On the metal floors, there were only a few hairs and a few shreds of skin left, and she wasn't even sure that they had belonged to the bodies of those two or even to those who had occupied those beds before them.

"Come on, where did you hide the bodies?" Stevenson asked, pulling out all the compartments from the cold room one after the other, but he found them all empty. "Have you already sent them to their relatives?" He went on, rummaging through the desk drawers, looking for documents attesting to the transfer. Helen gave him an expressionless look, then put her hands to her face, bowing her head and then Stevenson calmed down.

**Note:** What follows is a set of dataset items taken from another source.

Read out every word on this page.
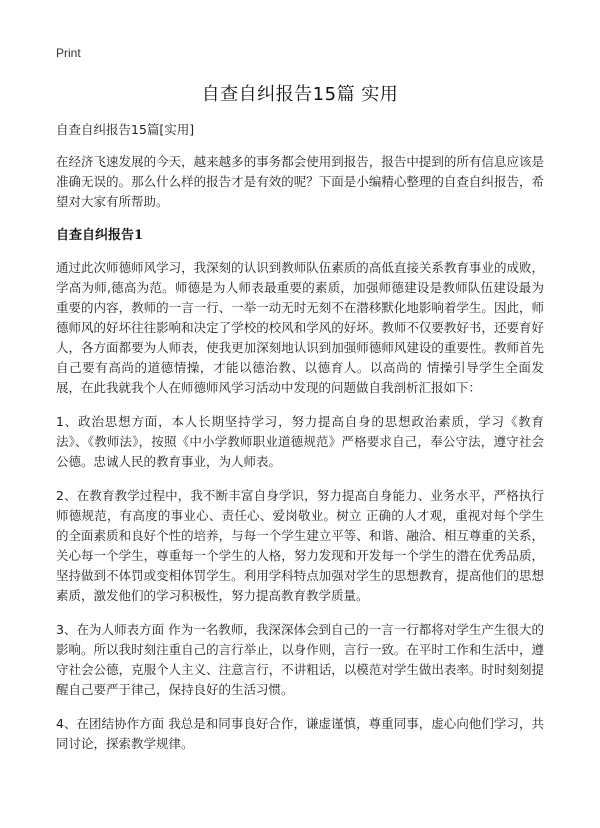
Print
自查自纠报告15篇 实用

自查自纠报告15篇[实用]

在经济飞速发展的今天，越来越多的事务都会使用到报告，报告中提到的所有信息应该是准确无误的。那么什么样的报告才是有效的呢？下面是小编精心整理的自查自纠报告，希望对大家有所帮助。

自查自纠报告1

通过此次师德师风学习，我深刻的认识到教师队伍素质的高低直接关系教育事业的成败，学高为师,德高为范。师德是为人师表最重要的素质，加强师德建设是教师队伍建设最为重要的内容，教师的一言一行、一举一动无时无刻不在潜移默化地影响着学生。因此，师德师风的好坏往往影响和决定了学校的校风和学风的好坏。教师不仅要教好书，还要育好人，各方面都要为人师表，使我更加深刻地认识到加强师德师风建设的重要性。教师首先自己要有高尚的道德情操，才能以德治教、以德育人。以高尚的 情操引导学生全面发展，在此我就我个人在师德师风学习活动中发现的问题做自我剖析汇报如下：

1、政治思想方面，本人长期坚持学习，努力提高自身的思想政治素质，学习《教育法》、《教师法》，按照《中小学教师职业道德规范》严格要求自己，奉公守法，遵守社会公德。忠诚人民的教育事业，为人师表。

2、在教育教学过程中，我不断丰富自身学识，努力提高自身能力、业务水平，严格执行师德规范，有高度的事业心、责任心、爱岗敬业。树立 正确的人才观，重视对每个学生的全面素质和良好个性的培养，与每一个学生建立平等、和谐、融洽、相互尊重的关系，关心每一个学生，尊重每一个学生的人格，努力发现和开发每一个学生的潜在优秀品质，坚持做到不体罚或变相体罚学生。利用学科特点加强对学生的思想教育，提高他们的思想素质，激发他们的学习积极性，努力提高教育教学质量。

3、在为人师表方面 作为一名教师，我深深体会到自己的一言一行都将对学生产生很大的影响。所以我时刻注重自己的言行举止，以身作则，言行一致。在平时工作和生活中，遵守社会公德，克服个人主义、注意言行，不讲粗话，以模范对学生做出表率。时时刻刻提醒自己要严于律己，保持良好的生活习惯。

4、在团结协作方面 我总是和同事良好合作，谦虚谨慎，尊重同事，虚心向他们学习，共同讨论，探索教学规律。
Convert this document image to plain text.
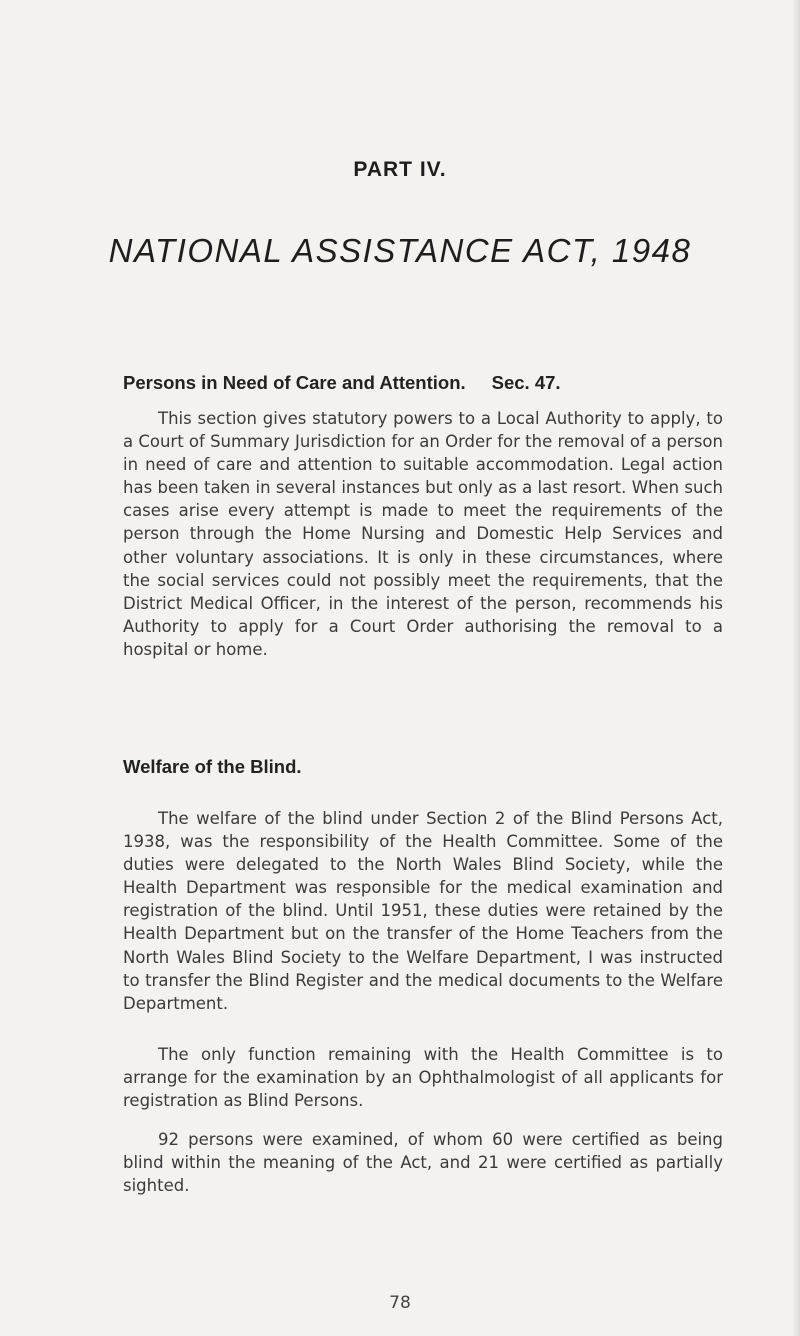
PART IV.
NATIONAL ASSISTANCE ACT, 1948
Persons in Need of Care and Attention. Sec. 47.

This section gives statutory powers to a Local Authority to apply, to a Court of Summary Jurisdiction for an Order for the removal of a person in need of care and attention to suitable accommodation. Legal action has been taken in several instances but only as a last resort. When such cases arise every attempt is made to meet the requirements of the person through the Home Nursing and Domestic Help Services and other voluntary associations. It is only in these circumstances, where the social services could not possibly meet the requirements, that the District Medical Officer, in the interest of the person, recommends his Authority to apply for a Court Order authorising the removal to a hospital or home.

Welfare of the Blind.

The welfare of the blind under Section 2 of the Blind Persons Act, 1938, was the responsibility of the Health Committee. Some of the duties were delegated to the North Wales Blind Society, while the Health Department was responsible for the medical examination and registration of the blind. Until 1951, these duties were retained by the Health Department but on the transfer of the Home Teachers from the North Wales Blind Society to the Welfare Department, I was instructed to transfer the Blind Register and the medical documents to the Welfare Department.

The only function remaining with the Health Committee is to arrange for the examination by an Ophthalmologist of all applicants for registration as Blind Persons.

92 persons were examined, of whom 60 were certified as being blind within the meaning of the Act, and 21 were certified as partially sighted.

78
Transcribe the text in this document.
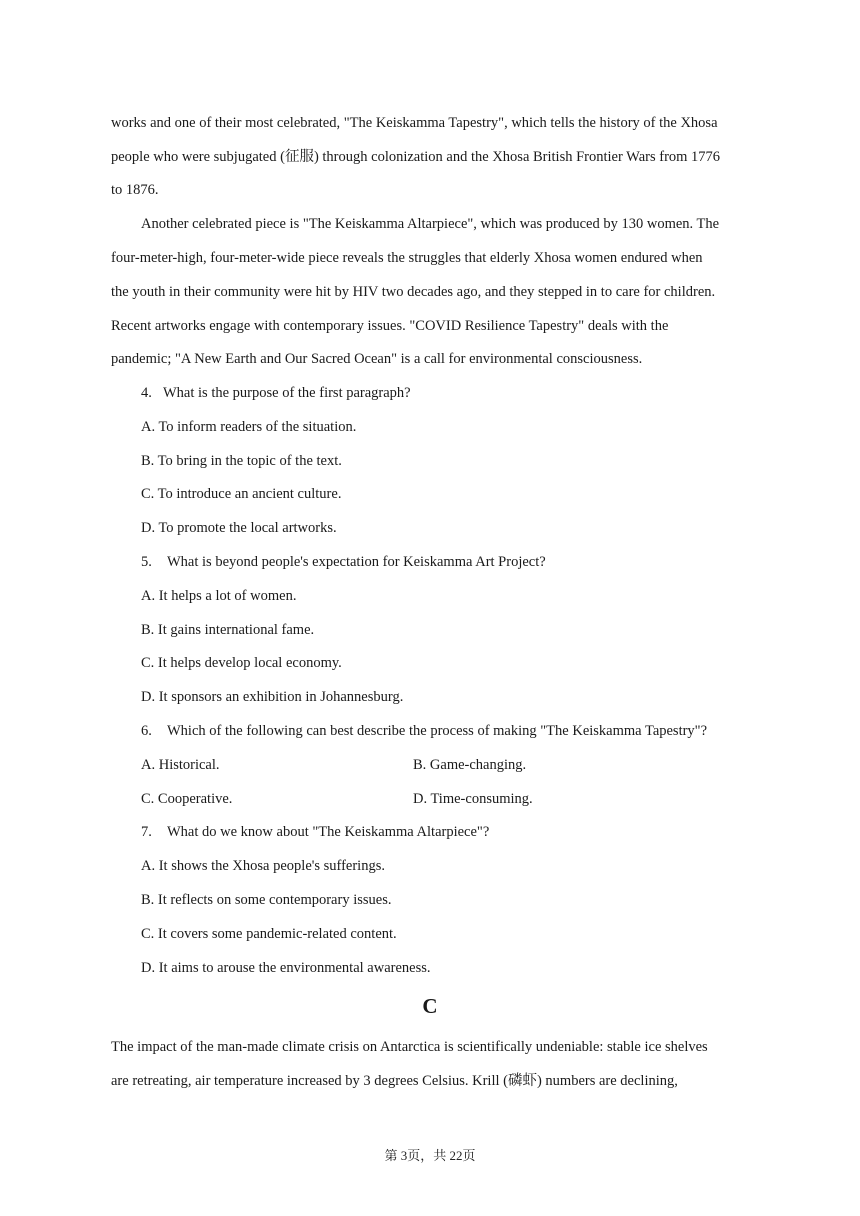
works and one of their most celebrated, "The Keiskamma Tapestry", which tells the history of the Xhosa
people who were subjugated (征服) through colonization and the Xhosa British Frontier Wars from 1776
to 1876.
Another celebrated piece is "The Keiskamma Altarpiece", which was produced by 130 women. The
four-meter-high, four-meter-wide piece reveals the struggles that elderly Xhosa women endured when
the youth in their community were hit by HIV two decades ago, and they stepped in to care for children.
Recent artworks engage with contemporary issues. "COVID Resilience Tapestry" deals with the
pandemic; "A New Earth and Our Sacred Ocean" is a call for environmental consciousness.
4. What is the purpose of the first paragraph?
A. To inform readers of the situation.
B. To bring in the topic of the text.
C. To introduce an ancient culture.
D. To promote the local artworks.
5. What is beyond people's expectation for Keiskamma Art Project?
A. It helps a lot of women.
B. It gains international fame.
C. It helps develop local economy.
D. It sponsors an exhibition in Johannesburg.
6. Which of the following can best describe the process of making "The Keiskamma Tapestry"?
A. Historical.	B. Game-changing.
C. Cooperative.	D. Time-consuming.
7. What do we know about "The Keiskamma Altarpiece"?
A. It shows the Xhosa people's sufferings.
B. It reflects on some contemporary issues.
C. It covers some pandemic-related content.
D. It aims to arouse the environmental awareness.
C
The impact of the man-made climate crisis on Antarctica is scientifically undeniable: stable ice shelves
are retreating, air temperature increased by 3 degrees Celsius. Krill (磷虾) numbers are declining,
第 3页，共 22页
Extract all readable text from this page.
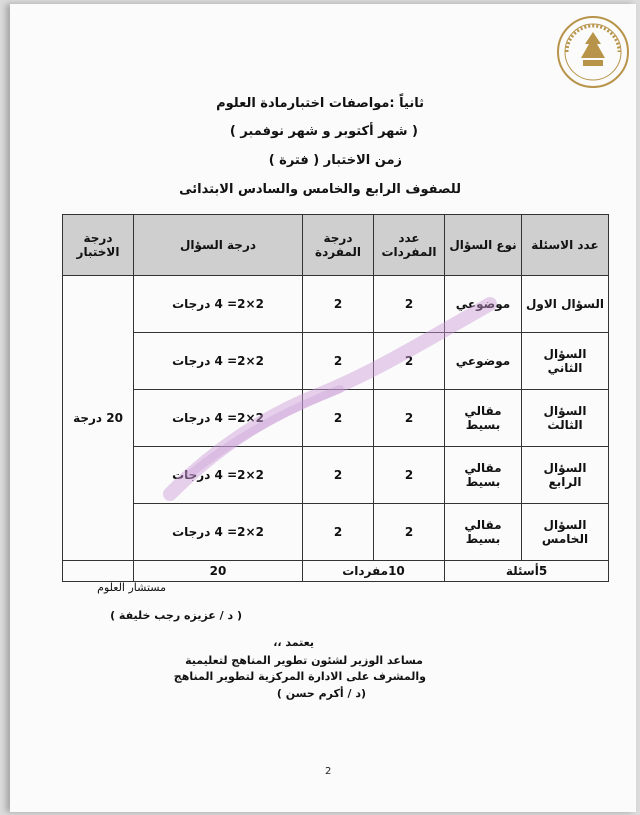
ثانياً :مواصفات اختبارمادة العلوم
( شهر أكتوبر و شهر نوفمبر )
زمن الاختبار ( فترة )
للصفوف الرابع والخامس والسادس الابتدائى
عدد الاسئلة	نوع السؤال	عدد المفردات	درجة المفردة	درجة السؤال	درجة الاختبار
السؤال الاول	موضوعي	2	2	2×2= 4 درجات	20 درجة
السؤال الثاني	موضوعي	2	2	2×2= 4 درجات	
السؤال الثالث	مقالي بسيط	2	2	2×2= 4 درجات	
السؤال الرابع	مقالي بسيط	2	2	2×2= 4 درجات	
السؤال الخامس	مقالي بسيط	2	2	2×2= 4 درجات	
5أسئلة		10مفردات		20	
مستشار العلوم
( د / عزيزه رجب خليفة )
يعتمد ،،
مساعد الوزير لشئون تطوير المناهج لتعليمية
والمشرف على الادارة المركزية لتطوير المناهج
(د / أكرم حسن )
2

"Do you realize that two bodies have disappeared here?" He asked good-naturedly. "What are you going to do?" He insisted after a few moments, but Helen remained barricaded behind a wall of silence. Then the Coroner sat down at his desk and pulled his packaged sandwich out of his leather briefcase, always keeping one of it for every eventuality because he became even more ravenous when he was nervous. He began to unwrap it and the noise of the tin foil attracted the attention of Helen, who finally uncovered her eyes and surprised him with his hands fixed on the sandwich and his open mouth ready to bite it. He froze.

"I ... I ... oh, dam nit!" he exclaimed. He threw the sandwich angrily into the garbage can, picked up his belongings and walked down the corridor to leave. At the front door, he met James, who was returning from his visit to Bob.

"Hey Stevie, where are you going so fast?" he greeted him.